Thursday, May 29, 2014

The Keeper of History

Among the multitude of places where I conducted research for my World War I novel, Flower of Iowa, one location stands above the rest: the Imperial War Museum in London.

The building sits imposingly in a park on the south side of the Thames, its tall central dome echoing St. Paul’s on the north side. When I first visited the IWM (as it’s universally known) in the early days of writing Flower, I could not have imagined the welcome I would receive. As an American nobody walking in off the street, I was cordially ushered, via an old elevator and even older flights of stairs, up into the circular reading room just beneath the top of the dome that had formerly housed the chapel of the hospital known as Bedlam.

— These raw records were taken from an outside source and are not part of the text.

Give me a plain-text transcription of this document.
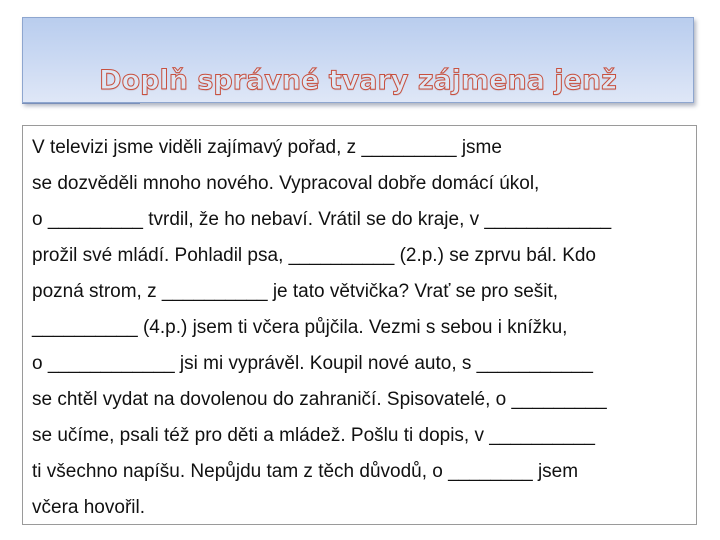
Doplň správné tvary zájmena jenž
V televizi jsme viděli zajímavý pořad, z _________ jsme
se dozvěděli mnoho nového. Vypracoval dobře domácí úkol,
o _________ tvrdil, že ho nebaví. Vrátil se do kraje, v ____________
prožil své mládí. Pohladil psa, __________ (2.p.) se zprvu bál. Kdo
pozná strom, z __________ je tato větvička? Vrať se pro sešit,
__________ (4.p.) jsem ti včera půjčila. Vezmi s sebou i knížku,
o ____________ jsi mi vyprávěl. Koupil nové auto, s ___________
se chtěl vydat na dovolenou do zahraničí. Spisovatelé, o _________
se učíme, psali též pro děti a mládež. Pošlu ti dopis, v __________
ti všechno napíšu. Nepůjdu tam z těch důvodů, o ________ jsem
včera hovořil.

Yes, in a weirdly poetic twist, this museum dedicated to remembering the madness of war is housed on the former site of perhaps the most infamous insane asylum in the world.  (Think of Alastair Sim as Scrooge in the 1951 movie version of A Christmas Carol, shaking his head as he says, “I’ll retire to Bedlam.”)
This nefarious history notwithstanding, the IWM is a place of magic. Its incomparable collections are tended by the kindest and most earnest of staff, which treated my requests as if I were a world-renowned historian.  From original(!) trench maps to a soldier’s diary that had been creased by a bullet (the diary saved his life), I gained access to The Great War at the IWM in an immediate way as I did no other place, not even the battlefields and cemeteries of France and Belgium.

The IWM closed last year in anticipation of the WWI centenary. But it will reopen on July 19 to unveil its totally renovated First World War Galleries. While I am excited about visiting again, I hope that the renewed IWM still retains the ineffable flavor of that amazing researcher’s sanctuary just under the top of the dome.